Abstract

This study aimed to investigate the clinical manifestations and risk factors for 28-day mortality in patients with stress cardiomyopathy (SC) in the intensive care unit (ICU). This retrospective study was carried out from April 2015 to March 2021. Fifty-five patients in the ICU were diagnosed with SC. Two patients were excluded due to a history of atrial fibrillation (AF), and 53 patients were enrolled in the study. Baseline demographics and clinical characteristics were collected, and the 28-day mortality rate was calculated. Multivariate and univariate logistic regression analyses were used to determine the significant predictors of 28-day mortality. Of the 53 patients, almost half (47.17%) were male.
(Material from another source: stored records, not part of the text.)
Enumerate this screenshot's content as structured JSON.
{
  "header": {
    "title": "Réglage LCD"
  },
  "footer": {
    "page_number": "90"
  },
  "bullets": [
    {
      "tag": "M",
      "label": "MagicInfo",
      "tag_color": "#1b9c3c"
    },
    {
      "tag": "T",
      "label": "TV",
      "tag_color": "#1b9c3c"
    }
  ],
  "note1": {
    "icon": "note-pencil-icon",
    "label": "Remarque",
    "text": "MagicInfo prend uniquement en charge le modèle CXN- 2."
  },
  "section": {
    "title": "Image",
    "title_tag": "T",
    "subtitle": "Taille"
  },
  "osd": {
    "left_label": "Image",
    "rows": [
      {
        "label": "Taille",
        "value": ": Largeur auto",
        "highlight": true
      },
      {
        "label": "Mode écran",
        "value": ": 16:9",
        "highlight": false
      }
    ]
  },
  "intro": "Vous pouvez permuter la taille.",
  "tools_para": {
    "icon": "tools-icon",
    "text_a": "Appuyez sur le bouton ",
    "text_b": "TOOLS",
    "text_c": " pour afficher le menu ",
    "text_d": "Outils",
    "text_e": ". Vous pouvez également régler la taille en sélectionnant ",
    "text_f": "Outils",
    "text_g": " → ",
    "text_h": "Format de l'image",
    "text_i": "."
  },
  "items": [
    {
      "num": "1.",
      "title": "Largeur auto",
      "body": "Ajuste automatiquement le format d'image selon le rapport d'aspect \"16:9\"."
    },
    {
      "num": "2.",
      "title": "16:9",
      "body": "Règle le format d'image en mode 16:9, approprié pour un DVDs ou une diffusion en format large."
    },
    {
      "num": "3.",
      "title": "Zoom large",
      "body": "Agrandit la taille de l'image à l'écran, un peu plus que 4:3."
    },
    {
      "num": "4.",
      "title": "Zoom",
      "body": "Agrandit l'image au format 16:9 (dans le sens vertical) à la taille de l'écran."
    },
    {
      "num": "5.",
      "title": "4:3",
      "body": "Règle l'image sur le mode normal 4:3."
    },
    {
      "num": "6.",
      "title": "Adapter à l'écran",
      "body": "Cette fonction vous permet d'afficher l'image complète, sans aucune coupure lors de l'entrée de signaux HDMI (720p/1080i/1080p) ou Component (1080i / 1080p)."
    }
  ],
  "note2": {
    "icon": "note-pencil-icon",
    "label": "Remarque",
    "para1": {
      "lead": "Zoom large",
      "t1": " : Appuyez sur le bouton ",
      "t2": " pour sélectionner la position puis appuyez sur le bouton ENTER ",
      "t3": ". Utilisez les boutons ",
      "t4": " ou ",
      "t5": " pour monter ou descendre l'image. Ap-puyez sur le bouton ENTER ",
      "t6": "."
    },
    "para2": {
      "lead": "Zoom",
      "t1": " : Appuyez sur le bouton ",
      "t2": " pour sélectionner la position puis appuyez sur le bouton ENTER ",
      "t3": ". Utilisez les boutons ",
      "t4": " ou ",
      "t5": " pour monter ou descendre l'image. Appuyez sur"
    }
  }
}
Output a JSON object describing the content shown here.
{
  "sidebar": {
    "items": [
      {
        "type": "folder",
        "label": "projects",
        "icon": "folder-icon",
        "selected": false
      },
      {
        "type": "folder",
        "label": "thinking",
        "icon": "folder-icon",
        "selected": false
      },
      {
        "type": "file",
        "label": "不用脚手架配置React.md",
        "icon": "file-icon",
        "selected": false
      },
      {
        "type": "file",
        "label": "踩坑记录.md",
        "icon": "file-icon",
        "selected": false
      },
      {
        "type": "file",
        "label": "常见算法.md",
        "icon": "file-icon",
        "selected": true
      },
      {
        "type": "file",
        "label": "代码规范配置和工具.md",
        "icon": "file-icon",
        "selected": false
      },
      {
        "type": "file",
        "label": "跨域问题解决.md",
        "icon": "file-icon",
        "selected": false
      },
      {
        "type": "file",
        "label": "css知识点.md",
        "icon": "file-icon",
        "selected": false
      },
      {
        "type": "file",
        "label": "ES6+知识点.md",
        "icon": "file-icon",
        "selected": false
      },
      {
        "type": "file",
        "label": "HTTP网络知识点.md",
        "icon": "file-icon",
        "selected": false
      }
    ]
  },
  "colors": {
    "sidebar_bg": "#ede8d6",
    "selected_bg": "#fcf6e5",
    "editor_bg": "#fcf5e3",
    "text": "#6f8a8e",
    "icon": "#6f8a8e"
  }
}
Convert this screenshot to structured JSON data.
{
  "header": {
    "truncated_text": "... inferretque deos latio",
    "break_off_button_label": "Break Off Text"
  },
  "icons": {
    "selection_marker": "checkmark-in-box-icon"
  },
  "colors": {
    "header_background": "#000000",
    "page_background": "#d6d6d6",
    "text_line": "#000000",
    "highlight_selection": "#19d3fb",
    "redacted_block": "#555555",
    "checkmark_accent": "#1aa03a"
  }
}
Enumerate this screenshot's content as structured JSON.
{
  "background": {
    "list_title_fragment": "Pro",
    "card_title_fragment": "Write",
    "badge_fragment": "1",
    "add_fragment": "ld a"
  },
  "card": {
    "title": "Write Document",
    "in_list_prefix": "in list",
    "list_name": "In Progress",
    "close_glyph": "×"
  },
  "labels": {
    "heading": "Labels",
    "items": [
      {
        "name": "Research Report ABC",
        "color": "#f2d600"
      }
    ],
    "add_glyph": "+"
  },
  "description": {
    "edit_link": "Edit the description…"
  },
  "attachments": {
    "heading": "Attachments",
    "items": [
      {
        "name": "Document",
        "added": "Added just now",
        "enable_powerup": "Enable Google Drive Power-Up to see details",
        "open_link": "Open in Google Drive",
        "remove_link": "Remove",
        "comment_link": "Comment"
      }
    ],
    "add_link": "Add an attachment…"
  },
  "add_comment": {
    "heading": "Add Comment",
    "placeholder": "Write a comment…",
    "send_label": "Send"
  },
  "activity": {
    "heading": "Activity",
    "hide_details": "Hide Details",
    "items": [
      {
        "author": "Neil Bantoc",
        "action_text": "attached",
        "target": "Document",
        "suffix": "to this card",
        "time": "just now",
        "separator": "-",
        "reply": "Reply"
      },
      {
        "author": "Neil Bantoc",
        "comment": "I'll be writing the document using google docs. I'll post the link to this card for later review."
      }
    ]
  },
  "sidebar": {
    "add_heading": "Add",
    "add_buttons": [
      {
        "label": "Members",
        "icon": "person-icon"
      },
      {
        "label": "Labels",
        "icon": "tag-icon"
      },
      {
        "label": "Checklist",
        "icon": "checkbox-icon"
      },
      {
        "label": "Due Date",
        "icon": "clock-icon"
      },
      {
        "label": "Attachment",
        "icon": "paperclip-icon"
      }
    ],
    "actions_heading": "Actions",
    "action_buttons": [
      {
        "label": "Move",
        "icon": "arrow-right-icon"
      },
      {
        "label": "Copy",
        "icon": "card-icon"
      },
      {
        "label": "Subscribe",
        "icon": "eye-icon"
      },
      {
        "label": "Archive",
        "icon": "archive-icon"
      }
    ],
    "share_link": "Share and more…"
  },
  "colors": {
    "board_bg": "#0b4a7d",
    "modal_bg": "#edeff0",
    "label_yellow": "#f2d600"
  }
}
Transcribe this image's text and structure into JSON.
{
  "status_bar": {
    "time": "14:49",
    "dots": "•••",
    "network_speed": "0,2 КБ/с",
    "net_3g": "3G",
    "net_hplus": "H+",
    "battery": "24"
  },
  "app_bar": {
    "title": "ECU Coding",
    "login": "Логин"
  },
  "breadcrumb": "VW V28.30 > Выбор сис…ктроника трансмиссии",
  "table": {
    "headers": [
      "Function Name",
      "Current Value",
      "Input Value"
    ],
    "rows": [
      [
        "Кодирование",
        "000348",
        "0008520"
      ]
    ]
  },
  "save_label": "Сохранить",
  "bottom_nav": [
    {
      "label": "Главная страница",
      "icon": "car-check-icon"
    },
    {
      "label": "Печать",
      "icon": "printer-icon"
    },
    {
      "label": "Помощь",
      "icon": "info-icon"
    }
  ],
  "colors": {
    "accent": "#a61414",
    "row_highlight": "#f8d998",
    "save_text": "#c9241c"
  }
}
The most common stress trigger was sepsis (37.74%). Due to sedation and tracheal intubation, 49.06% of SC patients were unable to express their symptoms, and only 3.77% of patients presented with chest pain. The proportion of patients with complications of systolic heart failure and cardiogenic shock was 77.36% and 39.62%, respectively. The mean Acute Physiology and Chronic Health Evaluation (APACHE) II score when patients were admitted into the ICU was 21.17±8.41, and the Sequential Organ Failure Assessment (SOFA) score at diagnosis of SC was 9.30±4.56. Eighteen (33.96%) SC patients had new-onset AF while in the ICU. The 28-day mortality rate in patients with SC in the ICU was 64.15%. Univariate analysis found that 5 variables [SOFA score at diagnosis of SC, estimated glomerular filtration rate (eGFR) <60 mL/min at diagnosis of SC, maximum norepinephrine dose, new-onset AF, and systolic heart failure] were correlated with 28-day mortality in patients with SC in the ICU. Multivariate logistic regression analysis suggested SOFA score at diagnosis of SC (P=0.042), eGFR <60 mL/min at diagnosis of SC (P=0.027), and new-onset AF (P=0.043) as independent predictors of 28-day mortality. Male patients with SC were relatively more common in the ICU than in the cardiology unit. Sepsis was a common stress trigger. The 28-day mortality rate was very high. The SOFA score and eGFR <60 mL/min at diagnosis of SC and new-onset AF may have influenced patients' short-term prognosis.